The Bad Lieutenant: Port of Call: New Orleans (2009, dir. Werner Herzog)
Starring Nicolas Cage, Val Kilmer, Eva Mendes, Fairuza Balk, Xzibit, Jennifer Coolidge, Brad Dourif, Michael Shannon
At one point in this film, I swear Nicolas Cage was attempting to channel Tony Clifton, the obnoxious lounge singer persona adopted by Andy Kaufman on occasion. This unofficial sequel to the 1992 Bad Lieutenant film is such a bizarre piece of cinema that lives somewhere between classic film noir and surrealist Lynch land. And there really is no other actor who could bring the right level of insanity to this role other than Cage. Even when its impossible for the audience not to react with laughter, Cage is going to keep pushing the boundaries of what we will tolerate.
The film begins in the aftermath of Hurricane Katrina, Terence McDonagh and his partner, Stevie Pruit find a prisoner in the jail with water up to his neck. Instead of rushing to help they place bets on how long it will take the man to drown. Eventually, McDonagh decides to jump in and help, however the water is to shallow and he injures his back. McDonagh is a scumbag. He has the officer running the evidence room sneaking a cocktail of drugs out for him, he stalks college aged kids leaving nightclubs to confiscate their drugs, he has a prostitute girlfriend he seems in no rush to help get out of the business, and he’s just an all around asshole. A crime scene is discovered where an entire family has been killed execution style.

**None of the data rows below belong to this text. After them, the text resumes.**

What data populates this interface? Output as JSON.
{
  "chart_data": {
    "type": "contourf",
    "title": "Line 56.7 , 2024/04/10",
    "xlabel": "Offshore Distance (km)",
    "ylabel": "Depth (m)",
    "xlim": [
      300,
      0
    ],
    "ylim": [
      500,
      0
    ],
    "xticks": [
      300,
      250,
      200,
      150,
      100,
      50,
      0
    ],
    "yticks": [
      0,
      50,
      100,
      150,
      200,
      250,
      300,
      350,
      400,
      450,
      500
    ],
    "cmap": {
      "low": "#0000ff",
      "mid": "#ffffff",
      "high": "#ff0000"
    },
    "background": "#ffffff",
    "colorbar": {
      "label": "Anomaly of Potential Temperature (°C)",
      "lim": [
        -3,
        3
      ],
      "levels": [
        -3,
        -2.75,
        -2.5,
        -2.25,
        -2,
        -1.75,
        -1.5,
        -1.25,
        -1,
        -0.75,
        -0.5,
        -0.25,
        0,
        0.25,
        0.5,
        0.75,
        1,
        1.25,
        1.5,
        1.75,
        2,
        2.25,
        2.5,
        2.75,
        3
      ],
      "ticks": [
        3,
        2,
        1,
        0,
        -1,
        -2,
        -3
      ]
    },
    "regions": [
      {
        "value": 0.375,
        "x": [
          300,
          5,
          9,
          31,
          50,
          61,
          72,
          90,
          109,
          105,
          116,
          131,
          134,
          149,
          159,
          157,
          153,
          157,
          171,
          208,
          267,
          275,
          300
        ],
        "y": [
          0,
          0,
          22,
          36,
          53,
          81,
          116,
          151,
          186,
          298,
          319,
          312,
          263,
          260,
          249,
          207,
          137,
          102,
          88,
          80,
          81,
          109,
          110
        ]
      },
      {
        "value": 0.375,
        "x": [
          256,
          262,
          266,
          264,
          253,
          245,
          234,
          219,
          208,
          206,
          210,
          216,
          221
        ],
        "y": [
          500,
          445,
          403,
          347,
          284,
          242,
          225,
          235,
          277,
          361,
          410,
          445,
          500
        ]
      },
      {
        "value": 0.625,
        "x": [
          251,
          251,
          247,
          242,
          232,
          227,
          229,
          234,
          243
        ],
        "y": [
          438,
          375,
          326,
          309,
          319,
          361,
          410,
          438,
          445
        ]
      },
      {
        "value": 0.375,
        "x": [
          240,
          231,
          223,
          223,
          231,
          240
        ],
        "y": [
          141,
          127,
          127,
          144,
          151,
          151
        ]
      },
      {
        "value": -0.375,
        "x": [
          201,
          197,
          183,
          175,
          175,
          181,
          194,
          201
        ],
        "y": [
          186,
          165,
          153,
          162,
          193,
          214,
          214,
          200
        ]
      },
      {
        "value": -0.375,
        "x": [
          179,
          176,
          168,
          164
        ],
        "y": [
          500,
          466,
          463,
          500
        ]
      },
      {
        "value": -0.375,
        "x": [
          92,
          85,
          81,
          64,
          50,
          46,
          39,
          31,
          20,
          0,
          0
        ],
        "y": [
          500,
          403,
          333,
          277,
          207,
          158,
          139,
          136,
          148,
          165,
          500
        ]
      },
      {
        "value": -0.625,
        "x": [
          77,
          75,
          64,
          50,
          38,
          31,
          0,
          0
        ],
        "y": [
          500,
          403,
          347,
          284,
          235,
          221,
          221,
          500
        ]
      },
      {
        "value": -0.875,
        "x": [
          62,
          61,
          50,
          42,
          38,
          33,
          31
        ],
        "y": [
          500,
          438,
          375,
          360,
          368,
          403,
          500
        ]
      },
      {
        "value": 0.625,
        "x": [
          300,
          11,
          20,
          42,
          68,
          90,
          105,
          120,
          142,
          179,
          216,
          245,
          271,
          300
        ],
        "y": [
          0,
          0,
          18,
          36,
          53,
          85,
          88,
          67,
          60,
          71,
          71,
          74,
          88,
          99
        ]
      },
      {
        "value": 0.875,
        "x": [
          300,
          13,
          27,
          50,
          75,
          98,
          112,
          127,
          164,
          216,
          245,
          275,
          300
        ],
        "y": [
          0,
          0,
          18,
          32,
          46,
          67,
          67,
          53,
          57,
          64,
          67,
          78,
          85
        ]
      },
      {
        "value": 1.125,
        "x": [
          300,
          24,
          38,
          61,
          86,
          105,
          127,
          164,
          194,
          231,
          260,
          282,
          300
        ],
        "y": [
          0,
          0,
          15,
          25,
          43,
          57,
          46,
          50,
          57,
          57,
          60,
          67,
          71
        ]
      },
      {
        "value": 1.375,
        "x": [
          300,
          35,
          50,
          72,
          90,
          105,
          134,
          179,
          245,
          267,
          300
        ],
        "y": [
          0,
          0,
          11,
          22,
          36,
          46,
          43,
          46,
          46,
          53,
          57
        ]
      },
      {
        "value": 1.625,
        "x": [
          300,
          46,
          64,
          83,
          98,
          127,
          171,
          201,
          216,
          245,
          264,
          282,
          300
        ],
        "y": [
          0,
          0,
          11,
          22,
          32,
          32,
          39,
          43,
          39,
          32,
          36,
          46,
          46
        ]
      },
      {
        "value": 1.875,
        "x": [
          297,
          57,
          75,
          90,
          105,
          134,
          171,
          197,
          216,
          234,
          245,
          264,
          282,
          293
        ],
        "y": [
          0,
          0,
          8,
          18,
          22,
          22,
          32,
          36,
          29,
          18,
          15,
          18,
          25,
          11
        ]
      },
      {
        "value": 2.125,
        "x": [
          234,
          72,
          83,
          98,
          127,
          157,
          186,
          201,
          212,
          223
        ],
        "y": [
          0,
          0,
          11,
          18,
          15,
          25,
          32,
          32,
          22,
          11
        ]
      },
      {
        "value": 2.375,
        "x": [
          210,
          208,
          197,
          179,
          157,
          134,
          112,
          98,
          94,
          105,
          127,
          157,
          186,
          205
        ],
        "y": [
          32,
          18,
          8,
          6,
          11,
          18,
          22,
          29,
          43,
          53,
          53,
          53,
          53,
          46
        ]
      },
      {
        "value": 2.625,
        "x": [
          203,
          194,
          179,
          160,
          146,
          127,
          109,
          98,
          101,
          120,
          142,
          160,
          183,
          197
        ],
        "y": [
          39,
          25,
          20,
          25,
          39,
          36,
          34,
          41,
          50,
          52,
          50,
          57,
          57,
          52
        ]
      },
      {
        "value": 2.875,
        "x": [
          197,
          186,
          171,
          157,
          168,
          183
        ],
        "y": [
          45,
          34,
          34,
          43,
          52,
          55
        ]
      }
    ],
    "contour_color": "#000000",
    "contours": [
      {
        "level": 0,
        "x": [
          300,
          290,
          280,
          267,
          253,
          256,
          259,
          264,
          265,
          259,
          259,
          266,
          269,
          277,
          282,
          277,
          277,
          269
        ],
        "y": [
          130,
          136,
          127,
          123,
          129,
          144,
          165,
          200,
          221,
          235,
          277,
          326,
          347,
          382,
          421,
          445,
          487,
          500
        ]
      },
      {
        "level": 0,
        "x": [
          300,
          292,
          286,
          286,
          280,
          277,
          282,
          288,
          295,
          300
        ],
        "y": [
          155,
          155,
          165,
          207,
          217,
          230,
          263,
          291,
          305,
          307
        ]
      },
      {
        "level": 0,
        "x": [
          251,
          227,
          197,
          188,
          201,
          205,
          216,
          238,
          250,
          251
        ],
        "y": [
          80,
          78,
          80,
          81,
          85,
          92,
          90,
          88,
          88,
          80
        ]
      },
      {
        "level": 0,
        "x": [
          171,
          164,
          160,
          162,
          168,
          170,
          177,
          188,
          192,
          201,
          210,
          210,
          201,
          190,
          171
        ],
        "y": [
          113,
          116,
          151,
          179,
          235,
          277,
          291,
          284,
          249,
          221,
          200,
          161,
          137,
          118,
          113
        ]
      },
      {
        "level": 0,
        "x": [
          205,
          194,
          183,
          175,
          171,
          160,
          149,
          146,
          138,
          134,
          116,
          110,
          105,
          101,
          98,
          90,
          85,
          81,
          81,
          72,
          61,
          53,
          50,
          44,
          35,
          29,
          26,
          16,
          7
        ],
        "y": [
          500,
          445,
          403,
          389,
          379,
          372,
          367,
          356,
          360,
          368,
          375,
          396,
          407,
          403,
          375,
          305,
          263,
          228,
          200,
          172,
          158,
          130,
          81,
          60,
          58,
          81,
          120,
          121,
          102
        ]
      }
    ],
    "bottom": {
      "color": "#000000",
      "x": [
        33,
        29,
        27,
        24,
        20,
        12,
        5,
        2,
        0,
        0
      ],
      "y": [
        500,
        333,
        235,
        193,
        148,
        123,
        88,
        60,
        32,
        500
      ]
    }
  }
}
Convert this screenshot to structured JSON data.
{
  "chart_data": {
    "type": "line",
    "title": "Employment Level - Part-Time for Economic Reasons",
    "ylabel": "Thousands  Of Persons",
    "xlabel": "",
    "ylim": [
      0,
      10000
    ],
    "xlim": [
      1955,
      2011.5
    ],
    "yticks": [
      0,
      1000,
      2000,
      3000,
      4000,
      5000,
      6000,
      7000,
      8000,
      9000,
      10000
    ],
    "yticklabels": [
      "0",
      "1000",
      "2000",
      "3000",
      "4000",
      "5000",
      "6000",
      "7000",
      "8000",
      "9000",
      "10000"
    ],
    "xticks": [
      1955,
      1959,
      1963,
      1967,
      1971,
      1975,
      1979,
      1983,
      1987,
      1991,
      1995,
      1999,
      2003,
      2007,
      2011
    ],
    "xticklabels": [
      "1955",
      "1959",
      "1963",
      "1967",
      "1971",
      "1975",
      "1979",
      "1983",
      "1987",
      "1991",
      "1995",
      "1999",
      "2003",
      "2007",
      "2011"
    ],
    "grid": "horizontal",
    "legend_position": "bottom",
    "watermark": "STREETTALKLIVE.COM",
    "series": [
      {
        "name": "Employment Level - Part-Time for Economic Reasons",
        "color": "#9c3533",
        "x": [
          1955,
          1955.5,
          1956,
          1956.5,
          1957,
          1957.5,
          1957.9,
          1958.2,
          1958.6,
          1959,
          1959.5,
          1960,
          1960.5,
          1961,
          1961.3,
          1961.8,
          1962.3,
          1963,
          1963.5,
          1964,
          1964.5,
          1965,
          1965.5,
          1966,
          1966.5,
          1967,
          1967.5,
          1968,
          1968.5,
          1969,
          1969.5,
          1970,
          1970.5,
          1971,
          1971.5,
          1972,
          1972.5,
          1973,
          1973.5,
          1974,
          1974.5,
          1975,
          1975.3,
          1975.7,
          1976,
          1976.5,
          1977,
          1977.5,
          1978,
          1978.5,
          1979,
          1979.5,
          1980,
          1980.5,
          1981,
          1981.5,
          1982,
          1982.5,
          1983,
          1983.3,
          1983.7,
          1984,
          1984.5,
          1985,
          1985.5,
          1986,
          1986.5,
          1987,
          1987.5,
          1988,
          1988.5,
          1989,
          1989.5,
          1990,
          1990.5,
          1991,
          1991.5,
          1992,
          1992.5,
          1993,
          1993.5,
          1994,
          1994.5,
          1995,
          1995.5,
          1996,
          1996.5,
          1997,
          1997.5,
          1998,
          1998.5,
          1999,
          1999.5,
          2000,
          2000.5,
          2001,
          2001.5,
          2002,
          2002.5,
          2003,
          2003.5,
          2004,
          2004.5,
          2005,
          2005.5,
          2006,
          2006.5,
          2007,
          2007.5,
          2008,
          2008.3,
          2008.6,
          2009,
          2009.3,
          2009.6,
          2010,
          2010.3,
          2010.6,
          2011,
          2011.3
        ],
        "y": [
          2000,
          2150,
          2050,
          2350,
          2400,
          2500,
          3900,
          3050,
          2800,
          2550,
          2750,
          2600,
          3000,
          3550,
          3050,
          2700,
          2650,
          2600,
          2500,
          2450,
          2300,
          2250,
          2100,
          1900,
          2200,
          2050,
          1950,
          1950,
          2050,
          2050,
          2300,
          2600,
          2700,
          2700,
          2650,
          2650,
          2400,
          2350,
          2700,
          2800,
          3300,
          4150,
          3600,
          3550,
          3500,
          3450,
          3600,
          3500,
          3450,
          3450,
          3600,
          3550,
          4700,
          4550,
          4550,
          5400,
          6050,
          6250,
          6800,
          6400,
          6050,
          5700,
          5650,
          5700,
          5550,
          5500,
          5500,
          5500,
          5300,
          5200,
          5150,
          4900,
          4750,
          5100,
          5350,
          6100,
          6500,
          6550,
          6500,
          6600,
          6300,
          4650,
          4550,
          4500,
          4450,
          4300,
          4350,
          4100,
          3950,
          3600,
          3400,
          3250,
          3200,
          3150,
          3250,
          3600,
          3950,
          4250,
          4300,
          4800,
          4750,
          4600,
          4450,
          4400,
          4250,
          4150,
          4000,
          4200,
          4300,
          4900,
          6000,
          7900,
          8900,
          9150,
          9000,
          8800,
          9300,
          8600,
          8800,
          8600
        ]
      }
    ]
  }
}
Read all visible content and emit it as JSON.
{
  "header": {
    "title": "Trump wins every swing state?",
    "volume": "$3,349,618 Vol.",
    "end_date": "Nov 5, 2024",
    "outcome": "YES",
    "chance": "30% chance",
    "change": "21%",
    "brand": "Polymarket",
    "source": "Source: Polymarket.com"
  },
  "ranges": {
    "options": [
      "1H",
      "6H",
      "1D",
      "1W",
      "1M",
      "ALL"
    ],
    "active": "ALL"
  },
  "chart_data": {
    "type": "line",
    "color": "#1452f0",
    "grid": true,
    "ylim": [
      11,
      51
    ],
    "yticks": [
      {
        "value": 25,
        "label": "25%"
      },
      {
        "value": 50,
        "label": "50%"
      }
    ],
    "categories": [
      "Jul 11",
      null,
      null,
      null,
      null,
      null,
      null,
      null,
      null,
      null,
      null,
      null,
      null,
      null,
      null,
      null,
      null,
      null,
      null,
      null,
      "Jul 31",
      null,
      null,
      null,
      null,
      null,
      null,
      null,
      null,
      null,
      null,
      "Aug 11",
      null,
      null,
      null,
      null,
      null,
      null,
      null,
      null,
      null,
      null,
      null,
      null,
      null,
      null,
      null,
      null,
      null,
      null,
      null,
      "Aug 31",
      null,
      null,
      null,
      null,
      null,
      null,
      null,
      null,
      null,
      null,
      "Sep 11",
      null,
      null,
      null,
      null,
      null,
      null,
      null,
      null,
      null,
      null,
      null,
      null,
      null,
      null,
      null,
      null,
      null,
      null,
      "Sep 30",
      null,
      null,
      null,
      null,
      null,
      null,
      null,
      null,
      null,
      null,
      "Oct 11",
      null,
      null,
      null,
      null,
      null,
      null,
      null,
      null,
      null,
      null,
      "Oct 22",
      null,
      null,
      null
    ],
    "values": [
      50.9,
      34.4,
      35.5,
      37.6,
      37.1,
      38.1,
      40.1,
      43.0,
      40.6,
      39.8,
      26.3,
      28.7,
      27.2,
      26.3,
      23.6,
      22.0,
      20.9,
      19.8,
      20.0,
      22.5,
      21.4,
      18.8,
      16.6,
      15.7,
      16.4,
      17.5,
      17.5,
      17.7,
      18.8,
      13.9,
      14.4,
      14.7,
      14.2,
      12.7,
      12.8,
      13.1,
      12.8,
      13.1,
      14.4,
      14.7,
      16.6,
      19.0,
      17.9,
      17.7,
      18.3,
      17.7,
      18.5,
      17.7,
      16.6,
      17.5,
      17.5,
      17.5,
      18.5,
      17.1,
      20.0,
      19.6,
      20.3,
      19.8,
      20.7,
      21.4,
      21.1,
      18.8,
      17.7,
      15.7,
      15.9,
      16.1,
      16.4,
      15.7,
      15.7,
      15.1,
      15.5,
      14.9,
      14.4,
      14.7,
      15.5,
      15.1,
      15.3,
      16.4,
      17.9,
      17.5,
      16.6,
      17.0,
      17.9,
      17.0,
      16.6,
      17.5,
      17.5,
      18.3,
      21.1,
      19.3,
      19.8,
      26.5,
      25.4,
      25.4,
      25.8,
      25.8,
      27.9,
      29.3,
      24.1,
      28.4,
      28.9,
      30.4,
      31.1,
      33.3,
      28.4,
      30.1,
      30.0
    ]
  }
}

McDonagh begins to uncover that the father was dealing drugs on another man’s territory and attempts to solve the case using methods that pretty much violate every law on the books.
Director Herzog employs some awfully strange choices in making this film. McDonagh’s drug use causes him to have hallucinations that the audience gets to see. During surveillance on a suspect’s house he swears there are two iguanas on the table while the other officers simply give each other confused looks. Later, after a mobster is killed Cage tells the killer to shoot again because “his soul is still dancing”, reflected by a break dancer spinning in the middle of the room. There are other pieces of scenery that keep that wacked out feeling continuing through the film. Actors like Brad Dourif, Michael Shannon, and Fairuza Balk add that twisted atmosphere to every scene they are in.
McDonagh is constantly on the go. There isn’t a single scene where we see him in his home, ready to fall asleep for the night. Instead he is always wheeling and dealing, playing one party against the other in incredibly flimsy ways that you know are going to catch up to him sooner or later. He owes thousands to bookie Dourif and tries dealing drugs out of the evidence room to pay it off, while trying to avoid the suspicion of his superiors. There really isn’t a film comparable to the insanity of this one and if you are a film lover like me, whom finds a sick enjoyment in Nicolas Cage’s frantic nature then you desperately need to pick this up.